I've used the Nexus S to pay at 7-Eleven and Subway, as well from the back seat of a taxicab. The tap-and-pay process is simple. The phone incorporates Near Field Communications or NFC, a short-range wireless technology that makes secure transactions possible.

The Google Wallet app on my test phone was funded by a prepaid Google debit card. Google is encouraging usage, for the time being, by issuing a $10 credit on the card. You can add to the total via any plastic credit card, starting at a $20 minimum. Citi MasterCard holders can use a digital replica of that card. (Don't worry, the full account number isn't displayed.) Eventually you'll be able to use other credit cards. You'll also be able to add favorite loyalty and gift cards to the app. Initially, that feature is limited to American Eagle Outfitters.

For now you can make "tap-and-go" payments at merchants who accept the MasterCard PayPass Network. There are some 140,000 PayPass locations in the U.S., and Google includes a PayPass finder inside the app. Google also has announced licensing arrangements with Visa, Discover and American Express and will add those payment networks to Google Wallet. (Google won't disclose timing.)

Acceptance will take time

Of course, Google Wallet and other initiatives to turn your cellphone into a digital billfold are in their earliest stages. People have paid with cold cash or plastic for generations. Educating the public and merchants about mobile payments will take time.

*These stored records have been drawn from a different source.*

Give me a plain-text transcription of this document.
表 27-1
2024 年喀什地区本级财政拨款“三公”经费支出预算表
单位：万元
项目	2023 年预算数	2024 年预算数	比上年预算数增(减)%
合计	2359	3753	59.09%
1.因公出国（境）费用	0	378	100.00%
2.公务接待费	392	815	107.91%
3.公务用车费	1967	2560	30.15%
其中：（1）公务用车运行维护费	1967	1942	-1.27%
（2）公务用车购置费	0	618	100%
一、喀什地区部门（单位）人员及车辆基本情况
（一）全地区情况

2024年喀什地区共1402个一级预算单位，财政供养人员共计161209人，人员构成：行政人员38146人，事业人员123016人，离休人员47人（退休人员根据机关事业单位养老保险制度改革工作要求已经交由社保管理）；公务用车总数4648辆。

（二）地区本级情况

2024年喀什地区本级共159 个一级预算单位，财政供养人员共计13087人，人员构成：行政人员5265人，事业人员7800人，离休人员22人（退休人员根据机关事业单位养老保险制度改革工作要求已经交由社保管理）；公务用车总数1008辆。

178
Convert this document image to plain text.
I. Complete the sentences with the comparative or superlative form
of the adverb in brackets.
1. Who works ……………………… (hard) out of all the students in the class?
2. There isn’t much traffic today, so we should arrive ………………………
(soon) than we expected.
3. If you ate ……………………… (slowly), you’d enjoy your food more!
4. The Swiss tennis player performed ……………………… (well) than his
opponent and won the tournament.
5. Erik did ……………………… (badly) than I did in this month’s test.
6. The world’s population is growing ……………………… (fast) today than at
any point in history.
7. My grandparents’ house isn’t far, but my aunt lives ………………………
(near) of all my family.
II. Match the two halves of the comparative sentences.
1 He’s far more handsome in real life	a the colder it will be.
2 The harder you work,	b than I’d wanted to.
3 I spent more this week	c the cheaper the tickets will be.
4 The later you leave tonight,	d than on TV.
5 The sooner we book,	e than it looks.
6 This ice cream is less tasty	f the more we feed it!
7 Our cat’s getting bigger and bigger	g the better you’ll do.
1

Google must also make the Wallet app available to other handsets. For the moment, Sprint's Nexus S is the only phone capable of exploiting the Wallet service, though more NFC-capable devices are coming.

And while Google Wallet arguably represents the most ambitious mobile payment initiative to date, it isn't the only one. The ISIS network, formed by the wireless carriers AT&T, T-Mobile and Verizon Wireless, is cooking up its own digital wallet. I already buy coffee from time to time with a prepaid Starbucks card app on my iPhone. I've also tried the free Card Case app from start-up Square. Intuit and PayPal are also in the game. (Not all these efforts involve NFC technology.)